Der Bundesgerichtshof erklärte in seinem Beschluss im Dezember, dass völkerrechtliche Immunität für Amtsträger nicht für „geheimdienstlich gesteuerte Gewaltakte“ gelte. Auch das sogenannte Kombattantenprivileg, das rechtmäßige Kriegshandlungen von Militärangehörigen einer Konfliktpartei straflos stellt, könne Serhij K. vermutlich nicht in Anspruch nehmen. Zum einen seien verdeckte Militäroperationen davon nicht erfasst, zum anderen galten die Pipelines als zivile Objekte.

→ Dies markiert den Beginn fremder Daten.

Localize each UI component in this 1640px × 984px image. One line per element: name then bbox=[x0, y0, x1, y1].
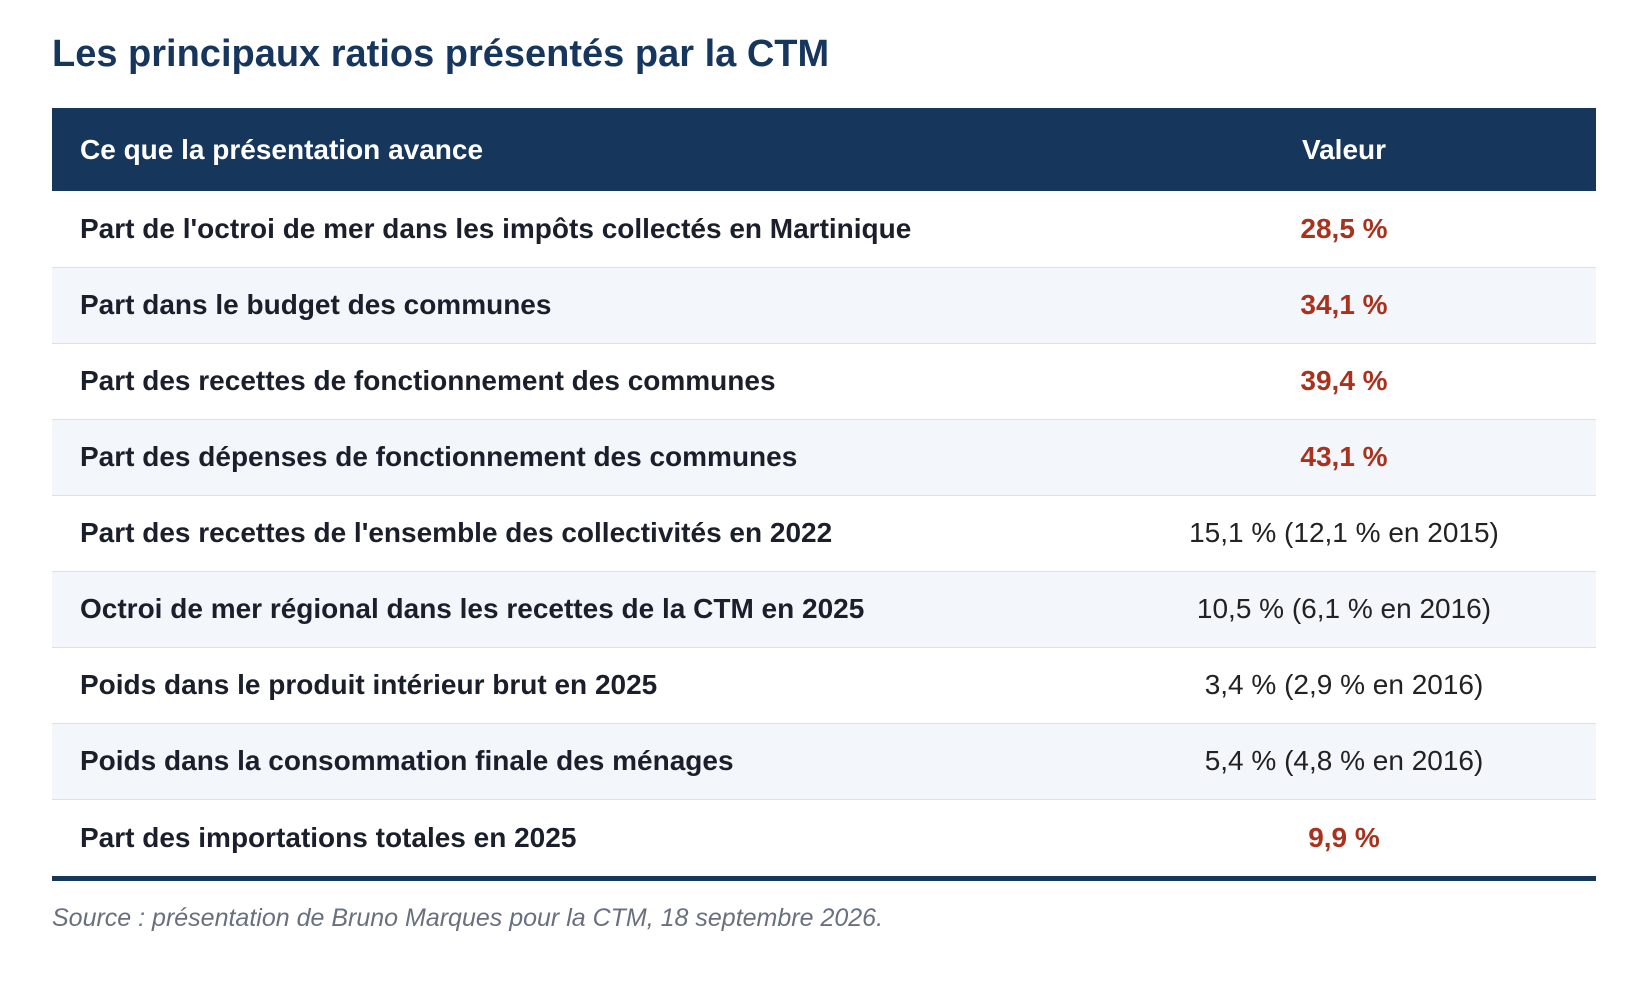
source-note: Source : présentation de Bruno Marques p… bbox=[52, 904, 884, 932]
row-label: Poids dans la consommation finale des mé… bbox=[80, 745, 734, 776]
table-row: Part des recettes de l'ensemble des coll… bbox=[52, 495, 1596, 571]
row-label: Octroi de mer régional dans les recettes… bbox=[80, 593, 865, 624]
column-header-value: Valeur bbox=[1301, 133, 1387, 165]
table-row: Octroi de mer régional dans les recettes… bbox=[52, 571, 1596, 647]
row-value: 34,1 % bbox=[1300, 289, 1388, 320]
table-row: Poids dans la consommation finale des mé… bbox=[52, 723, 1596, 799]
row-value: 39,4 % bbox=[1300, 365, 1388, 396]
column-header-label: Ce que la présentation avance bbox=[80, 133, 484, 165]
row-value: 9,9 % bbox=[1308, 821, 1380, 853]
row-label: Part de l'octroi de mer dans les impôts … bbox=[80, 212, 912, 244]
row-label: Part des dépenses de fonctionnement des … bbox=[80, 441, 798, 472]
row-value: 10,5 % (6,1 % en 2016) bbox=[1196, 593, 1492, 624]
row-label: Poids dans le produit intérieur brut en … bbox=[80, 669, 658, 700]
row-label: Part des recettes de l'ensemble des coll… bbox=[80, 517, 833, 548]
ratios-table: Ce que la présentation avance Valeur Par… bbox=[52, 108, 1596, 881]
row-label: Part dans le budget des communes bbox=[80, 289, 552, 320]
page-title: Les principaux ratios présentés par la C… bbox=[52, 33, 830, 75]
table-row: Part des dépenses de fonctionnement des … bbox=[52, 419, 1596, 495]
table-row: Part dans le budget des communes 34,1 % bbox=[52, 267, 1596, 343]
row-label: Part des recettes de fonctionnement des … bbox=[80, 365, 776, 396]
table-row: Part des importations totales en 2025 9,… bbox=[52, 799, 1596, 878]
table-row: Poids dans le produit intérieur brut en … bbox=[52, 647, 1596, 723]
table-row: Part des recettes de fonctionnement des … bbox=[52, 343, 1596, 419]
row-value: 43,1 % bbox=[1300, 441, 1388, 472]
row-label: Part des importations totales en 2025 bbox=[80, 821, 577, 853]
row-value: 3,4 % (2,9 % en 2016) bbox=[1204, 669, 1484, 700]
row-value: 28,5 % bbox=[1300, 212, 1388, 244]
page-container: Les principaux ratios présentés par la C… bbox=[52, 0, 1596, 932]
row-value: 15,1 % (12,1 % en 2015) bbox=[1189, 517, 1499, 548]
row-value: 5,4 % (4,8 % en 2016) bbox=[1204, 745, 1484, 776]
table-header-row: Ce que la présentation avance Valeur bbox=[52, 108, 1596, 191]
table-row: Part de l'octroi de mer dans les impôts … bbox=[52, 191, 1596, 267]
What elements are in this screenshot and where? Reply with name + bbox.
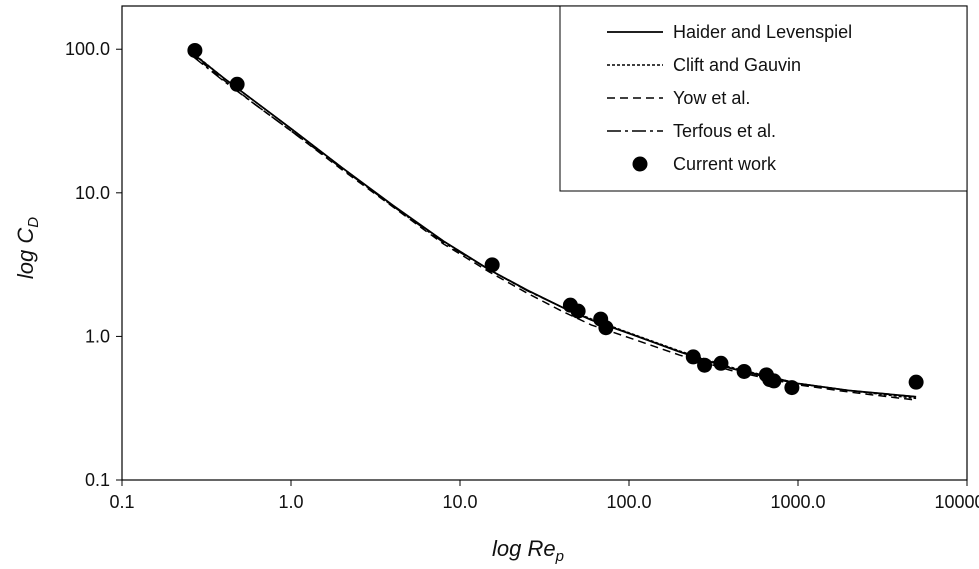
x-tick-label: 0.1	[109, 492, 134, 512]
data-point-current-work	[766, 373, 782, 389]
data-point-current-work	[187, 42, 203, 58]
y-tick-label: 0.1	[85, 470, 110, 490]
y-axis-title: log CD	[13, 217, 42, 279]
x-tick-label: 100.0	[606, 492, 651, 512]
legend-label-terfous: Terfous et al.	[673, 121, 776, 141]
plot-area-frame	[121, 5, 968, 481]
data-point-current-work	[685, 349, 701, 365]
x-tick-label: 1.0	[278, 492, 303, 512]
x-axis-title-subscript: p	[555, 548, 564, 565]
x-tick-label: 10.0	[442, 492, 477, 512]
legend-label-yow: Yow et al.	[673, 88, 750, 108]
legend-swatch-current-work	[632, 156, 648, 172]
data-point-current-work	[713, 355, 729, 371]
data-point-current-work	[229, 76, 245, 92]
data-point-current-work	[784, 380, 800, 396]
data-point-current-work	[598, 320, 614, 336]
series-line-terfous-et-al	[191, 55, 917, 398]
legend: Haider and Levenspiel Clift and Gauvin Y…	[559, 5, 968, 192]
marker-layer	[187, 42, 924, 396]
x-axis-title-main: log Re	[492, 536, 556, 561]
y-axis-ticks: 0.1 1.0 10.0 100.0	[65, 39, 122, 490]
x-tick-label: 1000.0	[770, 492, 825, 512]
y-tick-label: 100.0	[65, 39, 110, 59]
data-point-current-work	[736, 363, 752, 379]
legend-label-current-work: Current work	[673, 154, 777, 174]
data-point-current-work	[697, 357, 713, 373]
y-axis-title-main: log C	[13, 228, 38, 279]
data-point-current-work	[484, 257, 500, 273]
data-point-current-work	[570, 303, 586, 319]
legend-label-clift: Clift and Gauvin	[673, 55, 801, 75]
y-axis-title-subscript: D	[25, 217, 42, 228]
y-tick-label: 10.0	[75, 183, 110, 203]
x-axis-title: log Rep	[492, 536, 564, 565]
y-tick-label: 1.0	[85, 326, 110, 346]
legend-label-haider: Haider and Levenspiel	[673, 22, 852, 42]
data-point-current-work	[908, 374, 924, 390]
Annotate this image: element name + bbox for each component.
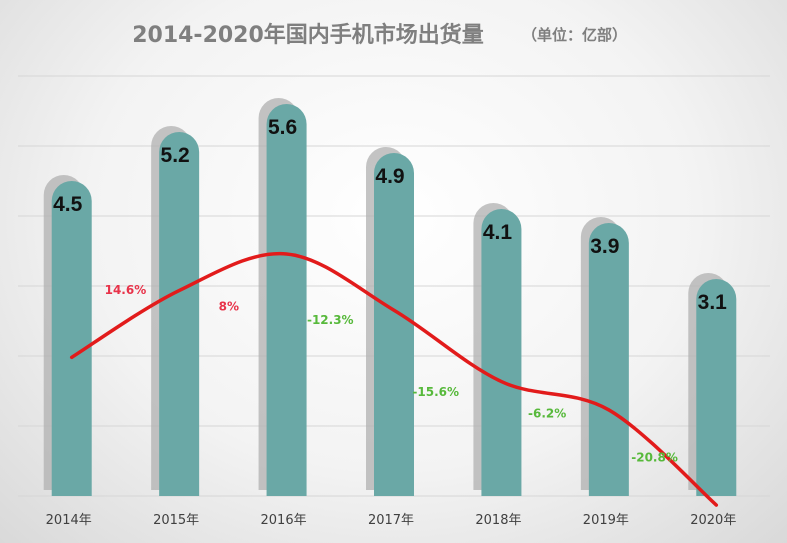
growth-label: 8% [219, 299, 239, 313]
growth-label: -20.8% [631, 450, 678, 464]
value-label: 4.1 [483, 221, 513, 244]
x-tick-label: 2020年 [690, 513, 736, 528]
growth-line-group [69, 251, 719, 507]
value-label: 3.1 [698, 291, 728, 314]
labels: 4.5 2014年 5.2 2015年 5.6 2016年 4.9 2017年 4.1 2018年… [46, 116, 737, 528]
x-tick-label: 2019年 [583, 513, 629, 528]
growth-label: -15.6% [412, 385, 459, 399]
value-label: 3.9 [590, 235, 619, 258]
chart-title: 2014-2020年国内手机市场出货量 [132, 22, 484, 48]
bar [266, 104, 307, 497]
chart-unit-note: （单位：亿部） [522, 26, 627, 44]
x-tick-label: 2018年 [475, 513, 521, 528]
growth-label: -6.2% [528, 407, 566, 421]
value-label: 5.6 [268, 116, 297, 139]
bar [588, 223, 629, 497]
growth-label: 14.6% [105, 283, 147, 297]
x-tick-label: 2015年 [153, 513, 199, 528]
growth-line [69, 251, 719, 507]
x-tick-label: 2017年 [368, 513, 414, 528]
bar [696, 279, 737, 496]
bar [159, 132, 200, 496]
value-label: 4.5 [53, 193, 83, 216]
x-tick-label: 2016年 [261, 513, 307, 528]
bar [374, 153, 414, 496]
value-label: 4.9 [375, 165, 404, 188]
bar [51, 181, 92, 496]
x-tick-label: 2014年 [46, 513, 92, 528]
value-label: 5.2 [161, 144, 190, 167]
bar [481, 208, 522, 496]
bars [43, 98, 737, 497]
growth-label: -12.3% [307, 313, 354, 327]
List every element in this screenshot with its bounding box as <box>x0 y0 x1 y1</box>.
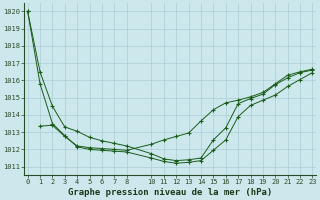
X-axis label: Graphe pression niveau de la mer (hPa): Graphe pression niveau de la mer (hPa) <box>68 188 272 197</box>
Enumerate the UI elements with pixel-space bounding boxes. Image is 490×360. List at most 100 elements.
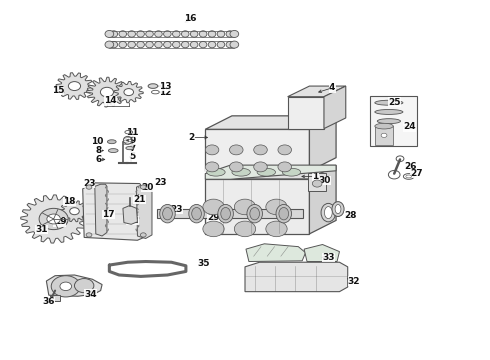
Polygon shape — [47, 275, 102, 296]
Circle shape — [69, 82, 80, 90]
Ellipse shape — [335, 204, 341, 214]
Circle shape — [124, 89, 134, 96]
Ellipse shape — [181, 41, 189, 48]
Circle shape — [111, 205, 120, 212]
Text: 23: 23 — [170, 204, 182, 213]
Ellipse shape — [257, 168, 275, 176]
Circle shape — [254, 162, 267, 172]
Ellipse shape — [181, 31, 189, 37]
Text: 36: 36 — [43, 297, 55, 306]
Circle shape — [234, 199, 256, 215]
Circle shape — [140, 185, 146, 189]
Bar — [205, 129, 309, 171]
Ellipse shape — [279, 207, 289, 220]
Ellipse shape — [207, 168, 225, 176]
Text: 27: 27 — [411, 169, 423, 178]
Ellipse shape — [172, 41, 180, 48]
Polygon shape — [21, 195, 87, 243]
Ellipse shape — [247, 204, 263, 223]
Circle shape — [203, 221, 224, 237]
Ellipse shape — [160, 204, 175, 223]
Polygon shape — [309, 116, 336, 171]
Text: 10: 10 — [91, 137, 103, 146]
Ellipse shape — [232, 168, 250, 176]
Polygon shape — [83, 183, 148, 240]
Circle shape — [70, 208, 79, 215]
Ellipse shape — [230, 31, 239, 37]
Circle shape — [51, 276, 80, 297]
Ellipse shape — [208, 41, 216, 48]
Ellipse shape — [172, 31, 180, 37]
Ellipse shape — [226, 41, 234, 48]
Polygon shape — [87, 77, 127, 107]
Circle shape — [266, 221, 287, 237]
Circle shape — [205, 145, 219, 155]
Ellipse shape — [191, 31, 198, 37]
Ellipse shape — [164, 41, 171, 48]
Bar — [50, 295, 60, 301]
Ellipse shape — [230, 41, 239, 48]
Ellipse shape — [208, 31, 216, 37]
Text: 31: 31 — [35, 225, 48, 234]
Circle shape — [140, 233, 146, 237]
Text: 5: 5 — [129, 153, 136, 162]
Polygon shape — [288, 86, 346, 97]
Text: 20: 20 — [141, 183, 153, 192]
Ellipse shape — [155, 31, 162, 37]
Circle shape — [47, 214, 60, 224]
Ellipse shape — [146, 41, 153, 48]
Text: 6: 6 — [96, 155, 102, 164]
Circle shape — [39, 208, 68, 230]
Text: 4: 4 — [329, 84, 335, 93]
Ellipse shape — [250, 207, 260, 220]
Circle shape — [86, 233, 92, 237]
Ellipse shape — [128, 41, 135, 48]
Polygon shape — [157, 209, 303, 218]
Ellipse shape — [377, 119, 400, 123]
Circle shape — [254, 145, 267, 155]
Text: 7: 7 — [129, 144, 136, 153]
Text: 23: 23 — [83, 179, 95, 188]
Ellipse shape — [218, 204, 233, 223]
Ellipse shape — [375, 100, 403, 105]
Text: 32: 32 — [348, 276, 360, 285]
Ellipse shape — [128, 31, 135, 37]
Ellipse shape — [276, 204, 292, 223]
Ellipse shape — [189, 204, 204, 223]
Polygon shape — [56, 73, 93, 99]
Circle shape — [74, 279, 94, 293]
Text: 19: 19 — [53, 217, 66, 226]
Ellipse shape — [108, 149, 118, 153]
Text: 28: 28 — [344, 211, 357, 220]
Text: 11: 11 — [126, 128, 139, 137]
Ellipse shape — [375, 123, 393, 129]
Text: 8: 8 — [96, 146, 102, 155]
Bar — [308, 173, 326, 192]
Text: 21: 21 — [133, 195, 146, 204]
Ellipse shape — [105, 41, 114, 48]
Polygon shape — [324, 86, 346, 129]
Ellipse shape — [406, 175, 412, 178]
Text: 25: 25 — [388, 98, 400, 107]
Circle shape — [229, 145, 243, 155]
Ellipse shape — [146, 31, 153, 37]
Polygon shape — [245, 262, 348, 292]
Ellipse shape — [226, 31, 234, 37]
Ellipse shape — [199, 31, 207, 37]
Ellipse shape — [155, 41, 162, 48]
Text: 23: 23 — [154, 178, 167, 187]
Circle shape — [42, 210, 66, 228]
Polygon shape — [60, 201, 89, 222]
Ellipse shape — [137, 31, 145, 37]
Text: 35: 35 — [197, 259, 210, 268]
Ellipse shape — [324, 207, 332, 219]
Ellipse shape — [375, 109, 403, 114]
Polygon shape — [205, 165, 336, 179]
Ellipse shape — [137, 41, 145, 48]
Ellipse shape — [217, 31, 225, 37]
Circle shape — [312, 180, 322, 187]
Polygon shape — [137, 184, 152, 238]
Circle shape — [381, 133, 387, 138]
Text: 15: 15 — [52, 86, 64, 95]
Ellipse shape — [163, 207, 172, 220]
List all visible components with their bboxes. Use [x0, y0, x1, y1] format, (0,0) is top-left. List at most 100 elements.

Bundesanwaltschaft bleibt zuständig
Dass die Taten in internationalen Gewässern stattfanden, stellte für den dritten Strafsenat in Karlsruhe kein Hindernis dar. Die deutsche Strafhoheit bestehe, da die Folgen der Explosionen auch auf deutschem Staatsgebiet spürbar waren. Zudem bestätigte das Gericht die Zuständigkeit der Bundesanwaltschaft, was auch für den Prozess in Hamburg von Bedeutung sein könnte.
Die strafrechtliche Verfolgung der Anschläge stieß im vergangenen Herbst jedoch auf weitere Schwierigkeiten. Ein mutmaßlich ebenfalls beteiligter Taucher wurde im September in Polen festgenommen und zeitweise in Untersuchungshaft genommen. Die polnische Justiz lehnte den deutschen Auslieferungsantrag jedoch ab, sodass der Ukrainer freikam.
Polens Regierungschef Donald Tusk betonte zuvor, dass es nicht im Interesse seines Landes liege, den Mann anzuklagen oder auszuliefern. Die polnische Regierung hatte sich stets gegen den Bau der Pipeline ausgesprochen.